The questionnaire was extensive, asking about their interest in joining the group, prior relevant experience or skills, opinions on the issues, involvement in other school groups or activities, and availability to meet during day and evening hours.
Grove said they wanted a mix of members who supported boundaries and those who didn’t. Besides diversity in positions on the issues, they sought geographic representation from communities throughout the district and parents with kids of varying ages.
In addition to the 16 parents, the study group will include eight certificated staff members (teachers and counselors) – two from each of the four comprehensive high schools. Interested teachers and counselors were invited to apply and were chosen by Grove and each site’s principal. The goal was to select people with diverse perspectives as well as those who work well in a group.
Also serving on the study group are two principals (David Jaffe from Torrey Pines and Tim Hornig from San Dieguito Academy), Grove, and another district administrator who oversees enrollment projections.
In addition, two students from each comprehensive high school were recruited and selected by the high school principals. That makes 36 members total.
Grove said he would not release the names of the study group members until after the first meeting on Nov. 12.

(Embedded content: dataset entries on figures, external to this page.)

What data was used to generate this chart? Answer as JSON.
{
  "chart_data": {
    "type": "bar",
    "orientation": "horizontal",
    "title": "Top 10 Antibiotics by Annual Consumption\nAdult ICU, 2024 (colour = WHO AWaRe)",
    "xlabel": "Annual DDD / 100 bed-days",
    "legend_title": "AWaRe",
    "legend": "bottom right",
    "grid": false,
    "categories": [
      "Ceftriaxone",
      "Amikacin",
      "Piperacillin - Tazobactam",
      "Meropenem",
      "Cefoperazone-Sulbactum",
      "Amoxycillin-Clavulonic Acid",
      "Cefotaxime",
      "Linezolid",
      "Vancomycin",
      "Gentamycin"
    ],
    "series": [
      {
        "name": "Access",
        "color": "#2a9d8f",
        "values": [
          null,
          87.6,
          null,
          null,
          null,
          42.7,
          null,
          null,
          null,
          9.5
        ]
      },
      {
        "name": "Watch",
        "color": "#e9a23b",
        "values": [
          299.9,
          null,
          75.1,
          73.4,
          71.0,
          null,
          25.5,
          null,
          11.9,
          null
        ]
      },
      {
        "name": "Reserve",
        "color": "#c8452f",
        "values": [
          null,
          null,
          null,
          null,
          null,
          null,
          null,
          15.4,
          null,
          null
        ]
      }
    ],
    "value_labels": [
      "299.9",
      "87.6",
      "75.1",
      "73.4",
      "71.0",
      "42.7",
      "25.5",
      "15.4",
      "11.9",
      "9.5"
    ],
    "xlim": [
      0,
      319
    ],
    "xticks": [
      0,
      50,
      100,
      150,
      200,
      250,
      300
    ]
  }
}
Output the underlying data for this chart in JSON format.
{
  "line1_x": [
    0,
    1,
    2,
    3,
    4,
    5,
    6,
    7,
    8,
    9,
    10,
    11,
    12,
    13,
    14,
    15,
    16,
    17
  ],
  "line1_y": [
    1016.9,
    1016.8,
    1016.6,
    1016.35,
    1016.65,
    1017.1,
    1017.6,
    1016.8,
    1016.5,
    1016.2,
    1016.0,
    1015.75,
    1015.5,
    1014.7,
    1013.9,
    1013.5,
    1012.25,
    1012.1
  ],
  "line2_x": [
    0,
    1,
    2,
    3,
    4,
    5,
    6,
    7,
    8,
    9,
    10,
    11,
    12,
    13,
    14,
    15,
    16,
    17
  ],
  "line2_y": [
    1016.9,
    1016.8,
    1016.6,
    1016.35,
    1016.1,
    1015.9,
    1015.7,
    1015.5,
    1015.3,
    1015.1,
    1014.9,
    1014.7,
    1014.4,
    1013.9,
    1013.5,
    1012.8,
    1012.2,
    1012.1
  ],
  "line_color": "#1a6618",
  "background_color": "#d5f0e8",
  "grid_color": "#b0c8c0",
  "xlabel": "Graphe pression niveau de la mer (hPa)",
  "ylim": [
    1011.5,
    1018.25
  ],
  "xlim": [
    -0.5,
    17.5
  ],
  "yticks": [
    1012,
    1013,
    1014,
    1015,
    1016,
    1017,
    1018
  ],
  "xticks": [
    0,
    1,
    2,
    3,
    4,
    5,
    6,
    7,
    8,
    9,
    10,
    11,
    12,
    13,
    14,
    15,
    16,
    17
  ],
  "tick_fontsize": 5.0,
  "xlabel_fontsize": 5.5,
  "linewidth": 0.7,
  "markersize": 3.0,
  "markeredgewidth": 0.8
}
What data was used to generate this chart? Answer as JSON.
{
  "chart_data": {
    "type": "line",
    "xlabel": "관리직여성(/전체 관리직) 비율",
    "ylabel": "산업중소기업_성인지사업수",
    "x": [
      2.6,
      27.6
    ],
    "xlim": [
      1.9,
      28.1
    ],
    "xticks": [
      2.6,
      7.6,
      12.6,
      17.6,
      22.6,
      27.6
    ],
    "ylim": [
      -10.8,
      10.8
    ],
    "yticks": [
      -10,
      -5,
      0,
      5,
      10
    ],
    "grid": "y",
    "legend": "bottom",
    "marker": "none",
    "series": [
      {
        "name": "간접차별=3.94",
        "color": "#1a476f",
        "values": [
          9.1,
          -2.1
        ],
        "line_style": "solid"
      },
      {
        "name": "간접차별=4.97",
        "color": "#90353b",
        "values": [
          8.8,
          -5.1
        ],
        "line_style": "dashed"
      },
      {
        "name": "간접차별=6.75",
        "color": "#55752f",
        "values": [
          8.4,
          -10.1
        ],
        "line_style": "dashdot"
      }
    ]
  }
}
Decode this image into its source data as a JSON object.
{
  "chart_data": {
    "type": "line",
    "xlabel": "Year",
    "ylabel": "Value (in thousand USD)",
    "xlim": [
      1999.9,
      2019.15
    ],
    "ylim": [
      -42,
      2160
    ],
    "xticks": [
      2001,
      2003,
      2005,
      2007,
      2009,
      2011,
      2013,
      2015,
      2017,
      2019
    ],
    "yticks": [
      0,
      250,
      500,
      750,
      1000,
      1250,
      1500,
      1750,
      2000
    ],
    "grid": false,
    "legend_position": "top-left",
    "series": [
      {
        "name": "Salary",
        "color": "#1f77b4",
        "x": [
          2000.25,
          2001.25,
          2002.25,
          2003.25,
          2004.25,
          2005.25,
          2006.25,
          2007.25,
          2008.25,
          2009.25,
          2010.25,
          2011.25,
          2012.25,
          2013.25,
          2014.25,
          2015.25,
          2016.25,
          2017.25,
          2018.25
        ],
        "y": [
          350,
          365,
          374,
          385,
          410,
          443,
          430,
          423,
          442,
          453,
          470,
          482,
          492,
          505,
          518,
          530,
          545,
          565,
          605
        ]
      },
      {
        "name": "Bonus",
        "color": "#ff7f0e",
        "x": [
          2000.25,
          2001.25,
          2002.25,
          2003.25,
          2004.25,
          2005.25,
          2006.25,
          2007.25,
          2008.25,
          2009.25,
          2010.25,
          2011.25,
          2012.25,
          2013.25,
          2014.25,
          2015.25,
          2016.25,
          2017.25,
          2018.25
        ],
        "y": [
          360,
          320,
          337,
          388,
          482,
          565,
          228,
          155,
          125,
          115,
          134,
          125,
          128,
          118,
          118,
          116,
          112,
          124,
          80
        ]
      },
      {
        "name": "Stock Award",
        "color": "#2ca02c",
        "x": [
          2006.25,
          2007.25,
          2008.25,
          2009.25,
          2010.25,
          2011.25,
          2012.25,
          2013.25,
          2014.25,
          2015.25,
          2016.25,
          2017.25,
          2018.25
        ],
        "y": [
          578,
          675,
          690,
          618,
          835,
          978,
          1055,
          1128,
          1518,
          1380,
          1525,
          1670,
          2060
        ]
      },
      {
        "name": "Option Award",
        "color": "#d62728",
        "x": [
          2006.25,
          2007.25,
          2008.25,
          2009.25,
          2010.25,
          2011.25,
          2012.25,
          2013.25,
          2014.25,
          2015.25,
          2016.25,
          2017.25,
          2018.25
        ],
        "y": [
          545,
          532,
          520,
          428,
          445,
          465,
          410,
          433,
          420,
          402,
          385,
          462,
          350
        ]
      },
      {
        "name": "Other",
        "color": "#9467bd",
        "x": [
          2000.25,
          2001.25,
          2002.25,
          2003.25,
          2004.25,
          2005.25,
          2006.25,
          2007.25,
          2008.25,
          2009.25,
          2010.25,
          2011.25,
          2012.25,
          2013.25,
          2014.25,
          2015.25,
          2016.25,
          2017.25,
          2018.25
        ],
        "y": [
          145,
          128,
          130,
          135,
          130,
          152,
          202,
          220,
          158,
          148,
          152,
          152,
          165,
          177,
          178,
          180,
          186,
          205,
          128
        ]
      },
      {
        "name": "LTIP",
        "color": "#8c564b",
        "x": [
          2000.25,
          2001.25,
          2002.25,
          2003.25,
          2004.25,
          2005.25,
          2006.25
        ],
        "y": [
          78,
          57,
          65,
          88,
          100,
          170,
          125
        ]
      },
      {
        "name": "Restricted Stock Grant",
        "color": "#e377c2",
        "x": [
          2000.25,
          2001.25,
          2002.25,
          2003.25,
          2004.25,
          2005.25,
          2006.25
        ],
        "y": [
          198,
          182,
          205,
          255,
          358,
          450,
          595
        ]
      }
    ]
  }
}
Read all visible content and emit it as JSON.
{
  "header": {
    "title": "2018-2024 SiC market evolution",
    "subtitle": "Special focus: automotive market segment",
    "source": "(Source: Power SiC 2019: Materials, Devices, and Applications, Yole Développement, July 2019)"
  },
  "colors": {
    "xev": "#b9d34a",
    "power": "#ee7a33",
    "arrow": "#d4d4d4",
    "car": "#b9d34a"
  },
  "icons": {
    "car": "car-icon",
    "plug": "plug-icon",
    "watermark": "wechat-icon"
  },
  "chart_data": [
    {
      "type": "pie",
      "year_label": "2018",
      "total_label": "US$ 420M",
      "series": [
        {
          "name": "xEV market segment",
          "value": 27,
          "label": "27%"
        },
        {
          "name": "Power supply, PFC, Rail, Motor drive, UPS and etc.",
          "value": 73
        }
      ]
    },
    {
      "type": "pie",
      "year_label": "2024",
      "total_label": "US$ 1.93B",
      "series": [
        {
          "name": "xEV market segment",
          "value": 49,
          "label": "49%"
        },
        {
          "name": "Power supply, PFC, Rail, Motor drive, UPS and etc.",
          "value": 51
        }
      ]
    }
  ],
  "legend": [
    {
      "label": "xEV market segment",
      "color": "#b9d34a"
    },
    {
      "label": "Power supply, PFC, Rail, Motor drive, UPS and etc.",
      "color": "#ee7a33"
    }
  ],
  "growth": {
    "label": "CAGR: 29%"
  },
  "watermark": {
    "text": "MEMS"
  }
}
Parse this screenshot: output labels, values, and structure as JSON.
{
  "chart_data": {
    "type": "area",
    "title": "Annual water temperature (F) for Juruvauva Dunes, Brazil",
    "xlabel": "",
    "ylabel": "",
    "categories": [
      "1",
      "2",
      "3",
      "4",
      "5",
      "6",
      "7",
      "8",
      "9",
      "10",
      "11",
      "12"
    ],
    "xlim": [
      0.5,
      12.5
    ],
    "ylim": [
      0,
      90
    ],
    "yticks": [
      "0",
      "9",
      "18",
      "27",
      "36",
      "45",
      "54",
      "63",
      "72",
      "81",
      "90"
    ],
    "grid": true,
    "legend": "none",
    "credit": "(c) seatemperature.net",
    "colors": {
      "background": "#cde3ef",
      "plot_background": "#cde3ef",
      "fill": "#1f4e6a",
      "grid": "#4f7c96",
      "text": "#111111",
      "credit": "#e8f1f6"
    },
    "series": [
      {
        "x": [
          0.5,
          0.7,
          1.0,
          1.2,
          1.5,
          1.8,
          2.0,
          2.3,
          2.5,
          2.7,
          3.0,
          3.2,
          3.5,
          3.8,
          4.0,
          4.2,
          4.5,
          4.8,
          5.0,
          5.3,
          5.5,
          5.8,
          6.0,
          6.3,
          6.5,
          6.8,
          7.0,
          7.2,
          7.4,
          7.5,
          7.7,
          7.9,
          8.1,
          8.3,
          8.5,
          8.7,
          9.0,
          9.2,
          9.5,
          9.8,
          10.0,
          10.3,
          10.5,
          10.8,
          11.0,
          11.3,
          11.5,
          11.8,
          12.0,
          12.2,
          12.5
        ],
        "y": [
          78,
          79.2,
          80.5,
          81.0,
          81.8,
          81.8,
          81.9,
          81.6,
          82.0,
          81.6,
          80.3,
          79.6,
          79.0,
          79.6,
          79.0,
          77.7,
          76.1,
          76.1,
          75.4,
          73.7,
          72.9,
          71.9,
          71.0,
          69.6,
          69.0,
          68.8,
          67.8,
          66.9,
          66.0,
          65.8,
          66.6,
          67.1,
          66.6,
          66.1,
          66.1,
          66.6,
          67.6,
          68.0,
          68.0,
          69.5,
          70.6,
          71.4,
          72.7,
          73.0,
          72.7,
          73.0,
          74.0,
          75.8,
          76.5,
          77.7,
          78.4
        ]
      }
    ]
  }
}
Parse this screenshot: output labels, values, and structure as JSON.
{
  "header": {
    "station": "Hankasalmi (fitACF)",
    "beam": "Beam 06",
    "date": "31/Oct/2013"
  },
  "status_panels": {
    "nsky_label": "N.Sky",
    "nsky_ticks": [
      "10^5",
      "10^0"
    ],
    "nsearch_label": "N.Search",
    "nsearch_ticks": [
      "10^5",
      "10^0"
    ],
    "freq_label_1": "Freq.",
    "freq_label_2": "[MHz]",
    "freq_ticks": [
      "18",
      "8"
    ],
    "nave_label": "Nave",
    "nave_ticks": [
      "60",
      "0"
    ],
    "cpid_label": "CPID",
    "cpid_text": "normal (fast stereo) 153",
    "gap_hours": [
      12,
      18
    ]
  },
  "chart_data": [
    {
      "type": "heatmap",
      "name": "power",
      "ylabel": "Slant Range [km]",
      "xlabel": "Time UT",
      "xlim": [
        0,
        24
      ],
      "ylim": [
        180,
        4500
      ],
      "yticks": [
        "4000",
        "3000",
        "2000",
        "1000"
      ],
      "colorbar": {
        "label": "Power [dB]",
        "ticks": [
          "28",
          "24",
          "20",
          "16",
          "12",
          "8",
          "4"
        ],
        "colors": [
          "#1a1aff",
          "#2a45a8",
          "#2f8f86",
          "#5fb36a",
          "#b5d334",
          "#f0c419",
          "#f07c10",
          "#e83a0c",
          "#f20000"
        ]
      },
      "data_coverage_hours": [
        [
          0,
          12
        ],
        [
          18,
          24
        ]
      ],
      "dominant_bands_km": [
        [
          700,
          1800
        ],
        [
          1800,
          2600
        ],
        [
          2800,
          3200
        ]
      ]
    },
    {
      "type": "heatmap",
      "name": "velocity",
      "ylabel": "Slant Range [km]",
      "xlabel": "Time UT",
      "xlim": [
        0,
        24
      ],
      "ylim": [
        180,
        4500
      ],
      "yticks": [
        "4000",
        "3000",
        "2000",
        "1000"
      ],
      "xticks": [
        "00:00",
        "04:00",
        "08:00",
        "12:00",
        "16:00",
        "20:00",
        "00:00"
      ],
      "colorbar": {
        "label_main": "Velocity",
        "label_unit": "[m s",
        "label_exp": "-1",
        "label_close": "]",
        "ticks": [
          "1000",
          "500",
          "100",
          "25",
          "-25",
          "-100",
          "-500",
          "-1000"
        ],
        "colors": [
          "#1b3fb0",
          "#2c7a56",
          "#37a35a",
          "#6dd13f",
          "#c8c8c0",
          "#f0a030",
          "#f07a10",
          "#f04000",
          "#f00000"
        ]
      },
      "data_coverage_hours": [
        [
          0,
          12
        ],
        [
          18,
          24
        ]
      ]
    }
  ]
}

Because “there is already significant misinformation about this topic,” Grove said he first wants to make sure “that all participants are clear on some basic information regarding high school enrollment, the group’s purpose, and their role in it.”
The dates of the meetings will also not be made public, but information will be posted periodically and open forums will be held to allow the group to share information with the community and seek public input.